Entrambi i contendenti, Gbagbo e il suo sfidante Alassane Ouattara, si sono dichiarati vittoriosi. Ed entrambi hanno nominato un governo. Con il risultato paradossale che il Paese, da dicembre, si trova con due presidenti e due governi. Non solo, ma la Costa d’Avorio sta precipitando in una spirale di violenza simile a quella che aveva diviso in due il Paese dopo il fallito tentativo di golpe nel 2002.

La comunità internazionale (e in particolar modo gli Stati Uniti e la Francia) hanno, a più riprese, chiesto a Gbagbo di rassegnare le dimissioni e hanno appoggiato apertamente Ouattara. Ma Gbagbo continua a rimanere in sella. E neanche le mediazioni portate avanti dall’Unione africana e dai Paesi dell’Africa occidentale sono riuscite a smuoverlo. «Incidenti si sono verificati ad Abidjan, ma anche in altre parti del Paese - continua la nostra fonte -, sono ormai centinaia le vittime di uno scontro insensato tra Gbagbo, ancorato ai vecchi schemi discriminatori del potere delle etnie, e Ouattara, una persona con grande esperienza internazionale e che sta cercando di costruire un Paese moderno».
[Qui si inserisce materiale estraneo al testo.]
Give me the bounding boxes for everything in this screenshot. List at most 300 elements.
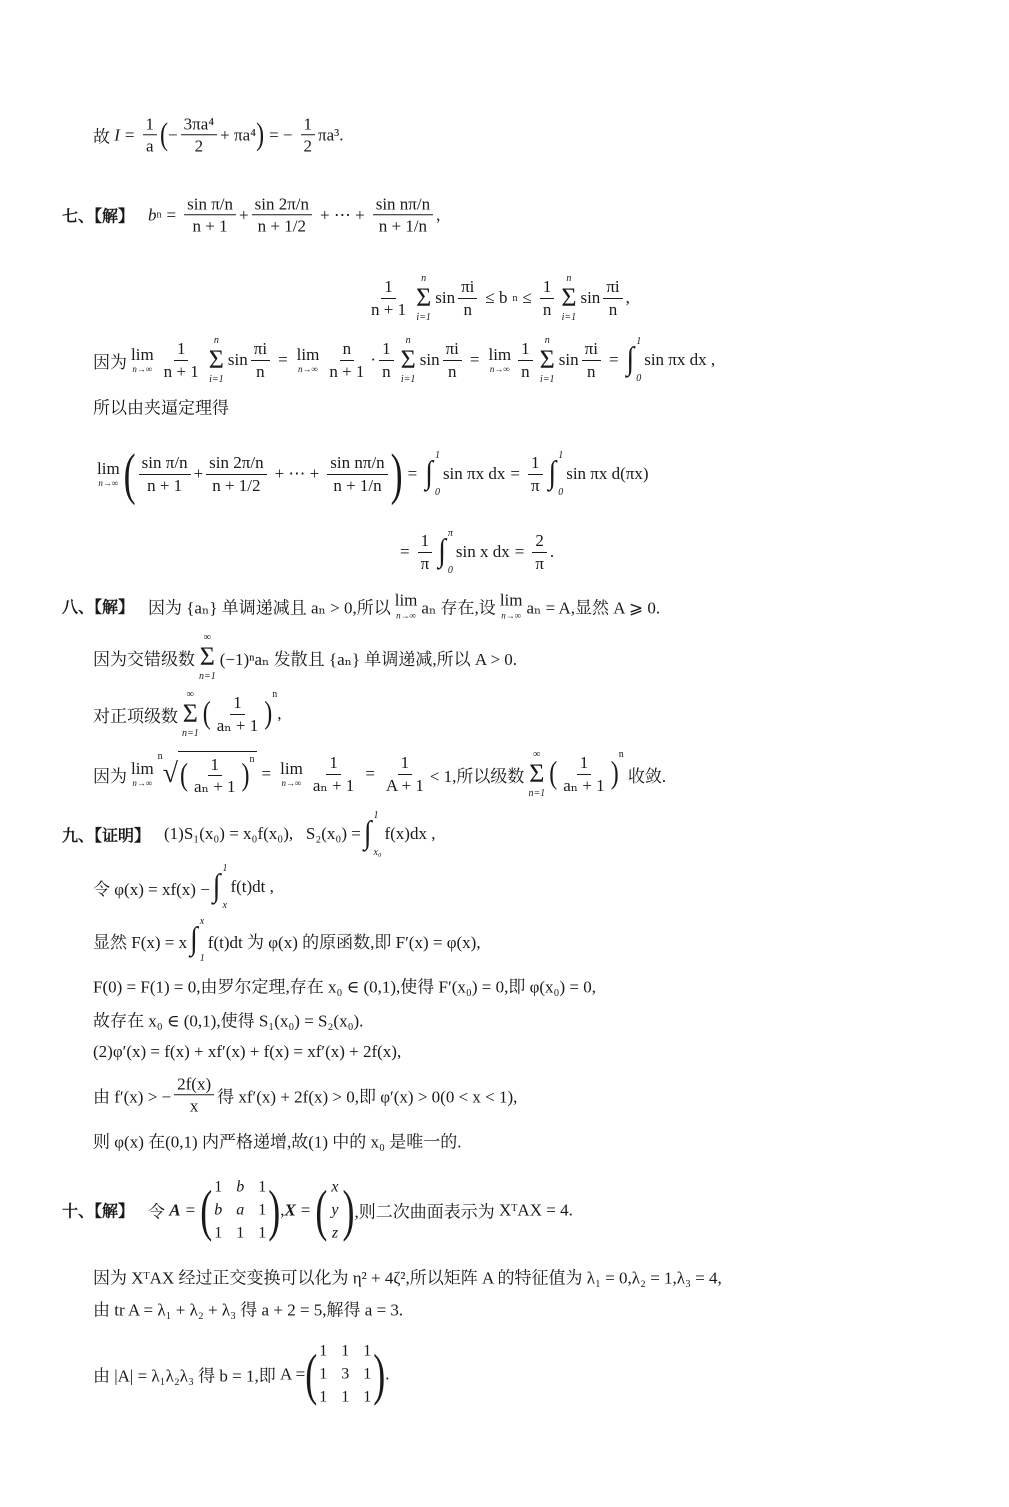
text: ≤ — [522, 288, 532, 307]
den: n — [447, 361, 457, 381]
sum: ∞ Σ n=1 — [182, 689, 199, 739]
fraction — [206, 452, 266, 496]
sum-bottom: i=1 — [209, 374, 224, 385]
text: 所以由夹逼定理得 — [93, 398, 229, 418]
num: πi — [603, 276, 622, 298]
num: 1 — [301, 113, 316, 135]
num: sin nπ/n — [373, 193, 433, 215]
den: 2 — [194, 136, 204, 156]
sum: n Σ i=1 — [416, 273, 432, 323]
matrix-entry: y — [331, 1201, 339, 1219]
int-bottom: 0 — [558, 487, 564, 498]
text: = — [407, 464, 418, 483]
den: aₙ + 1 — [563, 775, 605, 795]
text: 显然 F(x) = x — [93, 932, 188, 952]
sum: n Σ i=1 — [208, 335, 224, 385]
text: 对正项级数 — [93, 706, 178, 726]
matrix-entry: 3 — [341, 1365, 350, 1383]
sum-bottom: n=1 — [528, 788, 546, 799]
text: 故存在 x₀ ∈ (0,1),使得 S₁(x₀) = S₂(x₀). — [93, 1011, 364, 1031]
limit — [395, 591, 418, 622]
text: 由 f′(x) > − — [93, 1087, 172, 1107]
integral: ∫ π 0 — [438, 528, 453, 576]
den: n — [608, 299, 618, 319]
text: = — [185, 1200, 196, 1219]
sum-bottom: i=1 — [539, 374, 555, 385]
sum: ∞ Σ n=1 — [528, 749, 546, 799]
sum-top: n — [566, 273, 572, 284]
paren: ( — [315, 1178, 328, 1242]
limit — [500, 591, 523, 622]
num: 1 — [540, 276, 555, 298]
text: X — [284, 1200, 296, 1219]
sum-bottom: n=1 — [182, 728, 199, 739]
fraction — [310, 752, 358, 796]
text: 由 tr A = λ₁ + λ₂ + λ₃ 得 a + 2 = 5,解得 a = 3. — [93, 1300, 404, 1320]
text: 因为 XᵀAX 经过正交变换可以化为 η² + 4ζ²,所以矩阵 A 的特征值为 λ₁ = 0,λ₂ = 1,λ₃ = 4, — [93, 1268, 722, 1288]
limit — [297, 345, 320, 376]
text: 令 — [148, 1202, 166, 1222]
matrix-entry: 1 — [319, 1365, 328, 1383]
text: = — [365, 764, 375, 783]
s9-line8 — [93, 1128, 461, 1153]
text: = — [300, 1200, 311, 1219]
fraction — [540, 276, 555, 320]
fraction — [603, 276, 622, 320]
paren: ) — [373, 1342, 386, 1406]
s10-line1 — [62, 1178, 573, 1243]
s8-line1 — [62, 591, 660, 622]
int-bottom: 0 — [447, 565, 453, 576]
num: 1 — [379, 338, 394, 360]
fraction — [327, 452, 387, 496]
s7-result: lim n→∞ ( $\frac{\text{sin π/n}}{n + 1}$ + $\frac{\sin 2\pi/n}{n + 1/2}$ + ⋯ + $\frac{\text{sin nπ/n}}{n + 1/n}$ ) = ∫ 1 0 sin πx dx = $\frac{1}{\pi}$ ∫ 1 0 sin πx d(πx) — [97, 442, 649, 506]
text: sin — [435, 288, 456, 307]
num: 1 — [230, 692, 245, 714]
s10-line3 — [93, 1296, 403, 1321]
fraction — [214, 692, 262, 736]
text: = — [510, 464, 520, 483]
matrix-entry: b — [236, 1178, 245, 1196]
paren: ) — [264, 697, 273, 731]
matrix-entry: 1 — [319, 1342, 328, 1360]
matrix-entry: b — [214, 1201, 223, 1219]
limit — [131, 345, 154, 376]
sum-top: ∞ — [533, 749, 541, 760]
num: sin 2π/n — [206, 452, 266, 474]
text: F(0) = F(1) = 0,由罗尔定理,存在 x₀ ∈ (0,1),使得 F′(x₀) = 0,即 φ(x₀) = 0, — [93, 977, 596, 997]
paren: ( — [180, 758, 189, 793]
s9-line6 — [93, 1042, 401, 1062]
lim: lim — [131, 344, 154, 364]
den: n + 1 — [163, 361, 199, 381]
integral: ∫ 1 x₀ — [363, 810, 382, 858]
den: π — [535, 553, 544, 573]
text: (−1)ⁿaₙ 发散且 {aₙ} 单调递减,所以 A > 0. — [219, 649, 518, 669]
s10-line2 — [93, 1264, 722, 1289]
lim-sub: n→∞ — [396, 610, 417, 621]
den: n — [256, 361, 265, 381]
text: = — [469, 350, 480, 369]
section-heading: 七、【解】 — [62, 206, 135, 226]
fraction — [181, 113, 218, 157]
paren: ( — [123, 442, 136, 506]
text: < 1,所以级数 — [429, 766, 525, 786]
text: sin — [580, 288, 601, 307]
fraction — [174, 1073, 214, 1117]
sum: ∞ Σ n=1 — [199, 632, 216, 682]
int-bottom: 0 — [434, 487, 440, 498]
text: . — [385, 1364, 390, 1383]
integral: ∫ 1 0 — [425, 450, 440, 498]
text: + ⋯ + — [274, 464, 320, 483]
lim: lim — [499, 590, 523, 610]
int-bottom: x — [222, 900, 227, 911]
sum-top: ∞ — [203, 632, 211, 643]
sum-bottom: n=1 — [199, 671, 216, 682]
text: ,则二次曲面表示为 — [354, 1202, 495, 1222]
matrix-A-result — [319, 1342, 371, 1407]
text: n — [156, 209, 162, 221]
den: 2 — [303, 136, 313, 156]
lim: lim — [488, 344, 512, 364]
text: = − — [269, 125, 293, 144]
fraction — [252, 193, 312, 237]
den: aₙ + 1 — [312, 775, 355, 795]
text: 令 φ(x) = xf(x) − — [93, 879, 210, 899]
lim-sub: n→∞ — [501, 610, 522, 621]
text: n — [618, 749, 624, 760]
section-heading: 九、【证明】 — [62, 825, 151, 845]
paren: ) — [268, 1178, 281, 1242]
sum-top: ∞ — [186, 689, 194, 700]
text: , — [625, 288, 630, 307]
int-top: π — [447, 528, 453, 539]
text: 因为 — [93, 352, 127, 372]
text: (2)φ′(x) = f(x) + xf′(x) + f(x) = xf′(x) + 2f(x), — [93, 1042, 402, 1061]
text: n — [512, 292, 518, 304]
text: 由 |A| = λ₁λ₂λ₃ 得 b = 1,即 — [93, 1366, 276, 1386]
fraction — [184, 193, 236, 237]
num: sin nπ/n — [327, 452, 387, 474]
den: n + 1 — [147, 475, 183, 495]
text: 因为 — [93, 766, 127, 786]
integral: ∫ 1 0 — [626, 336, 642, 384]
matrix-entry: 1 — [363, 1342, 372, 1360]
num: 1 — [398, 752, 413, 774]
s7-bn: 七、【解】 b n = $\frac{\text{sin π/n}}{n + 1}$ + $\frac{\sin 2\pi/n}{n + 1/2}$ + ⋯ + $\frac{\text{sin nπ/n}}{n + 1/n}$ , — [62, 194, 441, 236]
den: n + 1 — [371, 299, 407, 319]
text: , — [277, 704, 282, 723]
den: x — [189, 1096, 199, 1116]
limit — [280, 759, 303, 790]
text: = — [400, 542, 410, 561]
paren: ) — [241, 758, 250, 793]
paren: ) — [610, 757, 619, 791]
text: f(t)dt 为 φ(x) 的原函数,即 F′(x) = φ(x), — [207, 932, 481, 952]
paren: ( — [305, 1342, 318, 1406]
matrix-entry: 1 — [236, 1224, 245, 1242]
vector-X — [331, 1178, 338, 1243]
s7-inequality — [365, 273, 630, 323]
num: 1 — [381, 276, 396, 298]
s10-line4 — [93, 1342, 389, 1407]
den: n — [542, 299, 552, 319]
paren: ( — [160, 118, 169, 152]
text: n — [272, 689, 278, 700]
text: A — [169, 1200, 181, 1219]
den: n + 1/n — [378, 216, 428, 236]
text: sin — [558, 350, 579, 369]
lim-sub: n→∞ — [132, 778, 153, 789]
matrix-entry: 1 — [214, 1178, 223, 1196]
s7-result-2 — [395, 528, 554, 576]
lim-sub: n→∞ — [298, 364, 318, 375]
text: πa³. — [318, 125, 344, 144]
matrix-entry: 1 — [258, 1201, 267, 1219]
text: sin x dx — [455, 542, 510, 561]
num: sin π/n — [139, 452, 191, 474]
fraction — [301, 113, 316, 157]
den: n + 1 — [329, 361, 365, 381]
int-top: 1 — [636, 336, 642, 347]
sum: n Σ i=1 — [561, 273, 577, 323]
matrix-entry: a — [236, 1201, 245, 1219]
sum: n Σ i=1 — [400, 335, 416, 385]
num: sin 2π/n — [252, 193, 312, 215]
fraction — [418, 530, 433, 574]
num: 1 — [174, 338, 189, 360]
matrix-A — [214, 1178, 266, 1243]
fraction — [518, 338, 533, 382]
fraction — [458, 276, 477, 320]
int-top: 1 — [434, 450, 440, 461]
den: n — [521, 361, 530, 381]
num: 2 — [532, 530, 547, 552]
sum-top: n — [421, 273, 427, 284]
int-bottom: x₀ — [373, 847, 382, 858]
section-heading: 十、【解】 — [62, 1201, 135, 1221]
num: sin π/n — [184, 193, 236, 215]
num: 1 — [326, 752, 341, 774]
den: n + 1/2 — [212, 475, 261, 495]
num: 3πa⁴ — [181, 113, 218, 135]
num: 1 — [418, 530, 433, 552]
s9-line4 — [93, 973, 596, 998]
paren: ( — [549, 757, 558, 791]
text: , — [436, 205, 441, 224]
sum-bottom: i=1 — [416, 312, 431, 323]
limit — [97, 459, 120, 490]
paren: ) — [256, 118, 265, 152]
den: n + 1/2 — [257, 216, 306, 236]
text: A = — [280, 1364, 306, 1383]
sum-bottom: i=1 — [561, 312, 577, 323]
sum-top: n — [213, 335, 219, 346]
num: 1 — [143, 113, 158, 135]
matrix-entry: 1 — [341, 1388, 350, 1406]
text: (1)S₁(x₀) = x₀f(x₀), S₂(x₀) = — [164, 824, 361, 843]
lim-sub: n→∞ — [98, 478, 119, 489]
text: XᵀAX = 4. — [499, 1200, 573, 1219]
num: 2f(x) — [174, 1073, 214, 1095]
num: πi — [458, 276, 477, 298]
num: πi — [251, 338, 270, 360]
num: 1 — [208, 754, 223, 776]
text: sin πx dx — [442, 464, 506, 483]
int-top: 1 — [373, 810, 379, 821]
text: 得 xf′(x) + 2f(x) > 0,即 φ′(x) > 0(0 < x < 1), — [217, 1087, 518, 1107]
s8-line2 — [93, 632, 517, 682]
int-top: x — [199, 916, 205, 927]
fraction — [143, 113, 158, 157]
fraction — [139, 452, 191, 496]
text: = — [278, 350, 288, 369]
num: 1 — [518, 338, 533, 360]
lim: lim — [131, 758, 154, 778]
text: aₙ 存在,设 — [421, 598, 496, 618]
integral: ∫ x 1 — [190, 916, 205, 964]
matrix-entry: z — [331, 1224, 339, 1242]
matrix-entry: 1 — [363, 1365, 372, 1383]
int-bottom: 0 — [636, 373, 642, 384]
text: + πa⁴ — [220, 125, 257, 144]
text: 收敛. — [627, 766, 667, 786]
matrix-entry: 1 — [258, 1178, 267, 1196]
s9-line1 — [62, 810, 435, 858]
text: . — [549, 542, 555, 561]
paren: ) — [342, 1178, 355, 1242]
sum-bottom: i=1 — [400, 374, 416, 385]
lim-sub: n→∞ — [489, 364, 510, 375]
text: b — [148, 205, 157, 224]
s8-line3 — [93, 689, 282, 739]
limit — [131, 759, 154, 790]
int-bottom: 1 — [199, 953, 205, 964]
fraction — [532, 530, 547, 574]
section-heading: 八、【解】 — [62, 597, 135, 617]
integral: ∫ 1 0 — [548, 450, 564, 498]
fraction — [191, 754, 239, 798]
s9-line5 — [93, 1007, 363, 1032]
s9-line2 — [93, 863, 274, 911]
text: = — [166, 205, 177, 224]
fraction — [528, 452, 543, 496]
s7-squeeze — [93, 394, 229, 419]
lim-sub: n→∞ — [132, 364, 153, 375]
num: 1 — [528, 452, 543, 474]
den: a — [145, 136, 154, 156]
s9-line3 — [93, 916, 481, 964]
den: π — [420, 553, 430, 573]
s7-limit — [93, 335, 715, 385]
text: aₙ = A,显然 A ⩾ 0. — [526, 598, 661, 618]
sum-top: n — [405, 335, 411, 346]
text: 因为交错级数 — [93, 649, 195, 669]
s9-line7 — [93, 1073, 517, 1117]
formula-I: 故 I = $\frac{1}{a}$ ( − $\frac{\text{3πa⁴}}{2}$ + πa⁴ ) = − $\frac{1}{2}$ πa³. — [93, 114, 344, 156]
text: = — [124, 125, 135, 144]
matrix-entry: 1 — [319, 1388, 328, 1406]
int-top: 1 — [558, 450, 564, 461]
den: n — [463, 299, 472, 319]
den: n + 1/n — [333, 475, 382, 495]
fraction — [326, 338, 367, 382]
paren: ( — [200, 1178, 213, 1242]
root: n √ ( $\frac{1}{\text{aₙ + 1}}$ ) $^n$ — [157, 750, 255, 796]
text: 故 — [93, 127, 110, 147]
text: = — [514, 542, 525, 561]
text: = — [261, 764, 272, 783]
fraction — [251, 338, 270, 382]
num: πi — [582, 338, 601, 360]
text: 则 φ(x) 在(0,1) 内严格递增,故(1) 中的 x₀ 是唯一的. — [93, 1132, 462, 1152]
den: A + 1 — [385, 775, 424, 795]
matrix-entry: 1 — [363, 1388, 372, 1406]
num: πi — [443, 338, 462, 360]
text: n — [249, 753, 255, 765]
den: n — [382, 361, 391, 381]
sum-top: n — [544, 335, 550, 346]
text: sin πx d(πx) — [566, 464, 649, 483]
text: = — [608, 350, 619, 369]
num: n — [340, 338, 355, 360]
integral: ∫ 1 x — [212, 863, 228, 911]
fraction — [560, 752, 608, 796]
text: sin — [227, 350, 248, 369]
den: π — [530, 475, 540, 495]
s8-line4 — [93, 749, 666, 799]
matrix-entry: 1 — [258, 1224, 267, 1242]
int-top: 1 — [222, 863, 228, 874]
den: aₙ + 1 — [216, 715, 259, 735]
text: f(x)dx , — [384, 824, 436, 843]
lim: lim — [280, 758, 303, 778]
paren: ( — [202, 697, 211, 731]
matrix-entry: x — [331, 1178, 339, 1196]
matrix-entry: 1 — [214, 1224, 223, 1242]
fraction — [379, 338, 394, 382]
fraction — [443, 338, 462, 382]
den: aₙ + 1 — [194, 777, 236, 796]
lim: lim — [97, 458, 120, 478]
limit — [488, 345, 511, 376]
fraction — [383, 752, 427, 796]
fraction — [373, 193, 433, 237]
text: 因为 {aₙ} 单调递减且 aₙ > 0,所以 — [148, 598, 391, 618]
text: , — [280, 1200, 285, 1219]
den: n + 1 — [192, 216, 228, 236]
lim: lim — [394, 590, 418, 610]
matrix-entry: 1 — [341, 1342, 350, 1360]
fraction — [368, 276, 409, 320]
text: n — [157, 750, 163, 762]
num: 1 — [577, 752, 592, 774]
text: sin πx dx , — [644, 350, 716, 369]
lim: lim — [296, 344, 320, 364]
text: ≤ b — [485, 288, 508, 307]
den: n — [587, 361, 596, 381]
fraction — [161, 338, 202, 382]
text: sin — [419, 350, 440, 369]
sum: n Σ i=1 — [539, 335, 555, 385]
text: · — [370, 350, 377, 369]
paren: ) — [390, 442, 403, 506]
text: I — [114, 125, 120, 144]
fraction — [582, 338, 601, 382]
text: + ⋯ + — [320, 205, 365, 224]
text: f(t)dt , — [230, 877, 274, 896]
La situazione è talmente instabile che la comunità dei gesuiti dell’Istituto di teologia di Abidjan, che si è riunita il 25 febbraio per valutare l’impatto di questa crisi sulle sue attività, ha deciso di sospendere i corsi per l’intero mese di marzo. Gli studenti del primo e del secondo anno sono stati inviati in Ghana per seguire i corsi che non possono più frequentare in Costa d’Avorio. Mentre gli studenti del terzo anno sono rimasti e continuano a portare avanti i loro studi. C’è molta apprensione tra i superiori della Compagnia di Gesù perché solo due dei 47 gesuiti di Abidjan sono ivoriani. E quindi c’è il rischio che il vento di discriminazione sollevato da Gbagbo nei confronti di chi non è ivoriano possa colpire anche i religiosi. I padri gesuiti della Comunità di Abidjan fanno però sapere di non avere alcuna intenzione di abbandonare il Paese. «Gli ivoriani - osservano - si aspettano che i religiosi stiano loro vicini in questa fase politica difficile. E noi non vogliamo deluderli».

«Gbagbo - continua la nostra fonte - dovrebbe guardare al Nord Africa. Gli ivoriani non sono insensibili alla voglia di libertà e di democrazia che ha ispirato quei popoli. E non tollereranno a lungo un’altra presidenza come quella che ha governato il Paese dal 2000».